HazID has a workflow similar to training stories, where one describes the ‘training goal’ (a mechanistic description of the algorithms used in the development of the model) and the ‘training rationale’ (how the techniques employed will produce the desired goal). It aims to address several questions. How is this model built? What do we know and not know about the model? What will it have access to the real world, and what are its capabilities and limitations? What are the possible failure modes, how serious would they be, and how likely are they?
The bow-tie diagram raises questions on the undesirable consequences from hazards in a model. When an ML model starts behaving dangerously upon deployment, is there an off-switch button? What is the probability that it will work? Are there any merits to AI boxing?
The Swiss cheese model, used as the cover image for Dan Hendrycks’ post on Pragmatic AI Safety, helps to visualize preventive measures that can be used to prevent catastrophes. While it is recognized that all current proposals for AI safety are not fool-proof against a potential AI catastrophe, each proposal may serve as an additional imperfect barrier between the dangers of AI and the catastrophe. These barriers could be anything ranigng from interpretability tools to peer into the inner workings of the model, to the use of quantilizers to prevent hard optimization that exerbates Goodharting, to even training language models to not say things that involves describing someone getting injured.
Assuming an existing ML model is mostly safe, the Change Management workflow could help raise questions about how changes to the model could cause it to behave in unexpected ways. Will the model be trained on more parameters, and what does that do to its behavior? Is there a possibility of inverse scaling? Is additional data used to train the model? If so, do they contain hazards that were not previously present?
AI safety is difficult because capabilities are often a tradeoff with safety. Hierarchy of Controls illustrates that while we would eliminate all hazards in an ideal world, this may sometimes not be feasible. It may be because there is no known solution to eliminate them, or drastic measures incur a high cost of alignment tax, in which case one may resort to less ideal alternatives.

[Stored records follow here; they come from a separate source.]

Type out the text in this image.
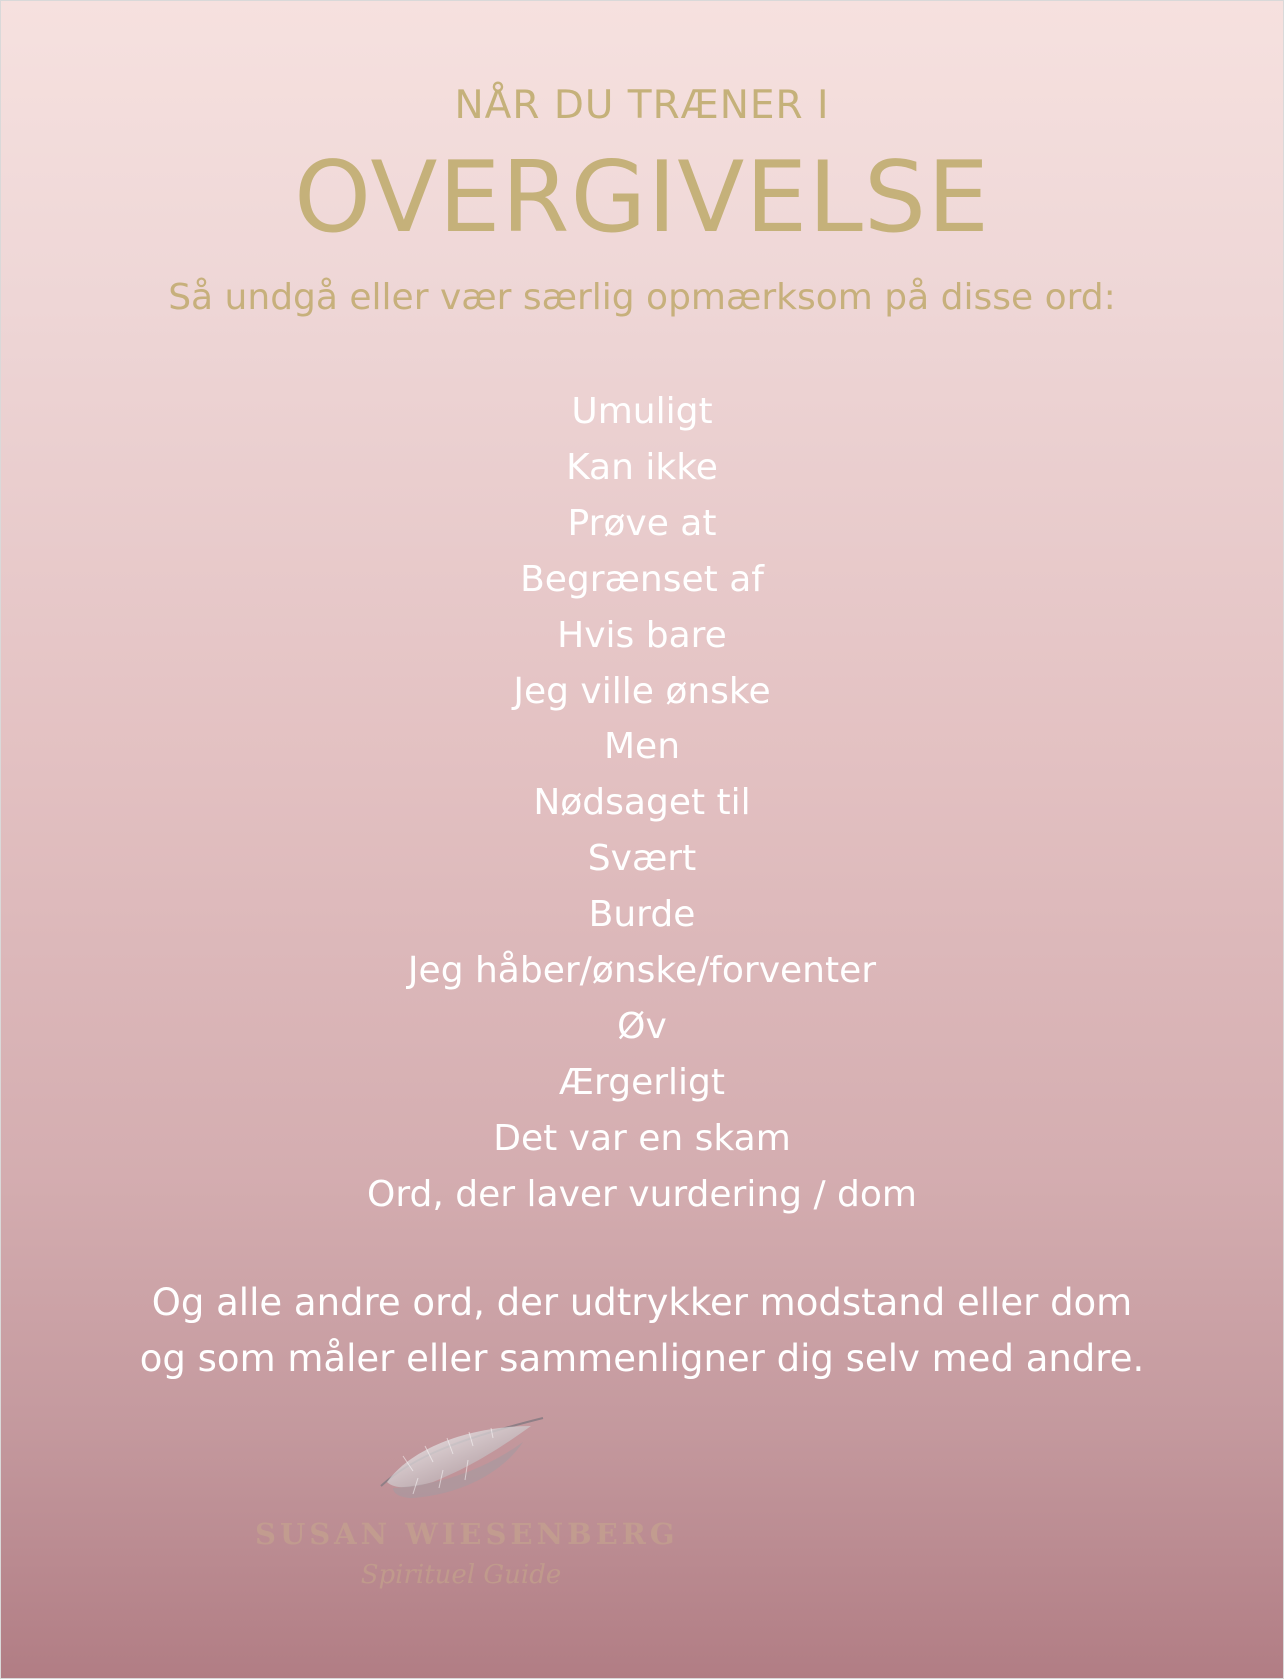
NÅR DU TRÆNER I
OVERGIVELSE
Så undgå eller vær særlig opmærksom på disse ord:
Umuligt
Kan ikke
Prøve at
Begrænset af
Hvis bare
Jeg ville ønske
Men
Nødsaget til
Svært
Burde
Jeg håber/ønske/forventer
Øv
Ærgerligt
Det var en skam
Ord, der laver vurdering / dom
Og alle andre ord, der udtrykker modstand eller dom
og som måler eller sammenligner dig selv med andre.
SUSAN WIESENBERG
Spirituel Guide
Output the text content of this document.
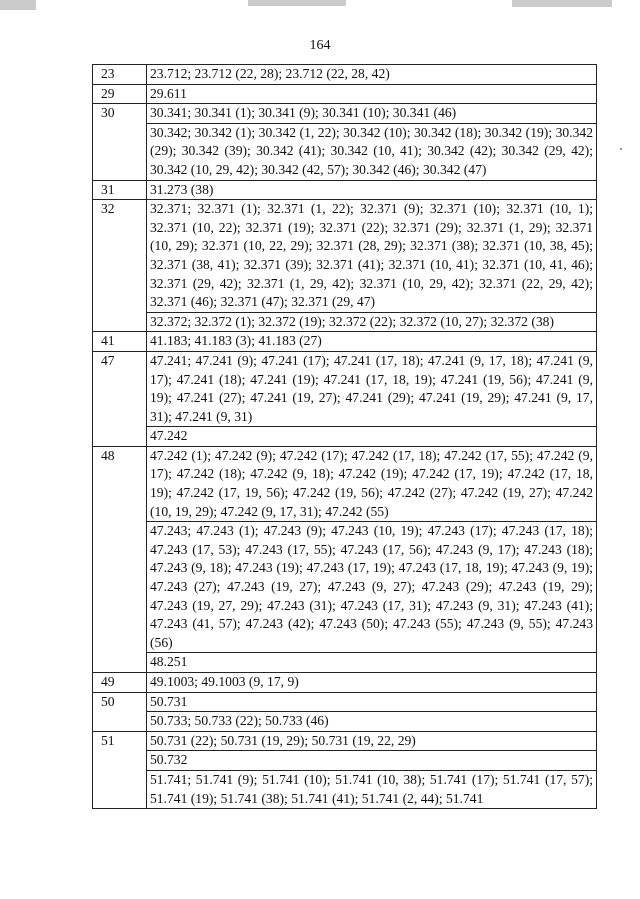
164
23	23.712; 23.712 (22, 28); 23.712 (22, 28, 42)
29	29.611
30	30.341; 30.341 (1); 30.341 (9); 30.341 (10); 30.341 (46)
	30.342; 30.342 (1); 30.342 (1, 22); 30.342 (10); 30.342 (18); 30.342 (19); 30.342 (29); 30.342 (39); 30.342 (41); 30.342 (10, 41); 30.342 (42); 30.342 (29, 42); 30.342 (10, 29, 42); 30.342 (42, 57); 30.342 (46); 30.342 (47)
31	31.273 (38)
32	32.371; 32.371 (1); 32.371 (1, 22); 32.371 (9); 32.371 (10); 32.371 (10, 1); 32.371 (10, 22); 32.371 (19); 32.371 (22); 32.371 (29); 32.371 (1, 29); 32.371 (10, 29); 32.371 (10, 22, 29); 32.371 (28, 29); 32.371 (38); 32.371 (10, 38, 45); 32.371 (38, 41); 32.371 (39); 32.371 (41); 32.371 (10, 41); 32.371 (10, 41, 46); 32.371 (29, 42); 32.371 (1, 29, 42); 32.371 (10, 29, 42); 32.371 (22, 29, 42); 32.371 (46); 32.371 (47); 32.371 (29, 47)
	32.372; 32.372 (1); 32.372 (19); 32.372 (22); 32.372 (10, 27); 32.372 (38)
41	41.183; 41.183 (3); 41.183 (27)
47	47.241; 47.241 (9); 47.241 (17); 47.241 (17, 18); 47.241 (9, 17, 18); 47.241 (9, 17); 47.241 (18); 47.241 (19); 47.241 (17, 18, 19); 47.241 (19, 56); 47.241 (9, 19); 47.241 (27); 47.241 (19, 27); 47.241 (29); 47.241 (19, 29); 47.241 (9, 17, 31); 47.241 (9, 31)
	47.242
48	47.242 (1); 47.242 (9); 47.242 (17); 47.242 (17, 18); 47.242 (17, 55); 47.242 (9, 17); 47.242 (18); 47.242 (9, 18); 47.242 (19); 47.242 (17, 19); 47.242 (17, 18, 19); 47.242 (17, 19, 56); 47.242 (19, 56); 47.242 (27); 47.242 (19, 27); 47.242 (10, 19, 29); 47.242 (9, 17, 31); 47.242 (55)
	47.243; 47.243 (1); 47.243 (9); 47.243 (10, 19); 47.243 (17); 47.243 (17, 18); 47.243 (17, 53); 47.243 (17, 55); 47.243 (17, 56); 47.243 (9, 17); 47.243 (18); 47.243 (9, 18); 47.243 (19); 47.243 (17, 19); 47.243 (17, 18, 19); 47.243 (9, 19); 47.243 (27); 47.243 (19, 27); 47.243 (9, 27); 47.243 (29); 47.243 (19, 29); 47.243 (19, 27, 29); 47.243 (31); 47.243 (17, 31); 47.243 (9, 31); 47.243 (41); 47.243 (41, 57); 47.243 (42); 47.243 (50); 47.243 (55); 47.243 (9, 55); 47.243 (56)
	48.251
49	49.1003; 49.1003 (9, 17, 9)
50	50.731
	50.733; 50.733 (22); 50.733 (46)
51	50.731 (22); 50.731 (19, 29); 50.731 (19, 22, 29)
	50.732
	51.741; 51.741 (9); 51.741 (10); 51.741 (10, 38); 51.741 (17); 51.741 (17, 57); 51.741 (19); 51.741 (38); 51.741 (41); 51.741 (2, 44); 51.741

For example, if we cannot eliminate dishonesty from a model, are there techniques we can employ to elicit its latent knowledge instead?
While thinking about AI safety in a technical safety mindset may raise more questions than provide answers, with the questions raised being mostly just common-sense questions, it may be worth devising a tool or a workflow that reliably addresses these safety concerns. Good tools help create processes that are safe, and safe processes help safeguard systems against human negligence.